The report is now available for public review at www.piercecountywa.org/ADAtransition. Public comment will be accepted through Nov. 25, 2015. The public can request copies of the report and submit comments by phone at (253) 798-2288, email at email@example.com, or by mail at Pierce County Public Works, Attn. Dan Hansen, 4301 S. Pine St., Tacoma, WA 98409.
“The self-evaluation report and resulting public comments will be used to create a transition plan that will help Pierce County prioritize future projects to bring facilities into compliance,” said Brian D. Stacy, P.E., Pierce County Public Works county engineer. “We will also use ADA guidelines and standards to identify project locations with the highest need.”
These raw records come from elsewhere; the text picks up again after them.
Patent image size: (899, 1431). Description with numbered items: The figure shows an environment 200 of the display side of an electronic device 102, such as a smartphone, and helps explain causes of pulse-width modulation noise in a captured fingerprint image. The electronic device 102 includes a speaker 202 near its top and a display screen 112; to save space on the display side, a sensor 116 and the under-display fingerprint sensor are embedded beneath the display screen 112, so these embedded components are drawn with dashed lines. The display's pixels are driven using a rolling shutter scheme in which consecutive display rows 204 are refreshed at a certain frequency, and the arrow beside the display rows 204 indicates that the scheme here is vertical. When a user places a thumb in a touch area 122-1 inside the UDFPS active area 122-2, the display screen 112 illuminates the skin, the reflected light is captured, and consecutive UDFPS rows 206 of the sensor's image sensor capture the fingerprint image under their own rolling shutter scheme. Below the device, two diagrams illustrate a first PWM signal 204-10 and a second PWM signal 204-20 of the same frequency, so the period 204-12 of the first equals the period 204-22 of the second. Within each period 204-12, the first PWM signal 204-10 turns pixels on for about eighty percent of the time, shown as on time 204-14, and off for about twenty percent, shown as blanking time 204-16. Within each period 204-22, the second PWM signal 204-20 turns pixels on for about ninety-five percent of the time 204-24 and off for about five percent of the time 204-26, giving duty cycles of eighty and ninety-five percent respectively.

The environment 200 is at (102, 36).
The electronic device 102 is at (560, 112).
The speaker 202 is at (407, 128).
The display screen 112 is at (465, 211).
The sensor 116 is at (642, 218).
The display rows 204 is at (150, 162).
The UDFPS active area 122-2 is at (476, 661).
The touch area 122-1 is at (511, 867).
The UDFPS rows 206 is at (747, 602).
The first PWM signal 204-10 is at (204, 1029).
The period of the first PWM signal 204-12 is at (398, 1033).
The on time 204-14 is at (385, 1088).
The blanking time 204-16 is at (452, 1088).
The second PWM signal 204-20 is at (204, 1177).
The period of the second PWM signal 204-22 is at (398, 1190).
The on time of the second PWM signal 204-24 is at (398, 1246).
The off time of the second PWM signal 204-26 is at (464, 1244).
The transition plan, which is expected to be completed in 2016, will guide the county when scheduling projects and requesting and allocating funding to complete the project list. Ultimately, all existing pedestrian facilities must be brought into compliance with ADA standards.
About the self-evaluation reportPierce County was required, under Title II of the ADA 28 CFR 35.105, to perform a self-evaluation to identify whether pedestrian facilities in the public right-of-way meet ADA requirements. Pierce County also reviewed existing policies and created new policies to ensure compliance with ADA standards for future road projects.
Between summer 2013 and spring 2015, staff from Pierce County Public Works conducted an inventory of pedestrian facilities including sidewalks, curb ramps, pedestrian crossings, and traffic signal systems to evaluate ADA compliance.
The report also includes feedback from the public on which types of sidewalk defects pose the biggest impact to accessibility, and which locations are most important for the public to be able to reach without barriers to accessibility, such as office buildings and bus stops. The feedback was gathered during four public meetings held in November 2014 and from an online survey.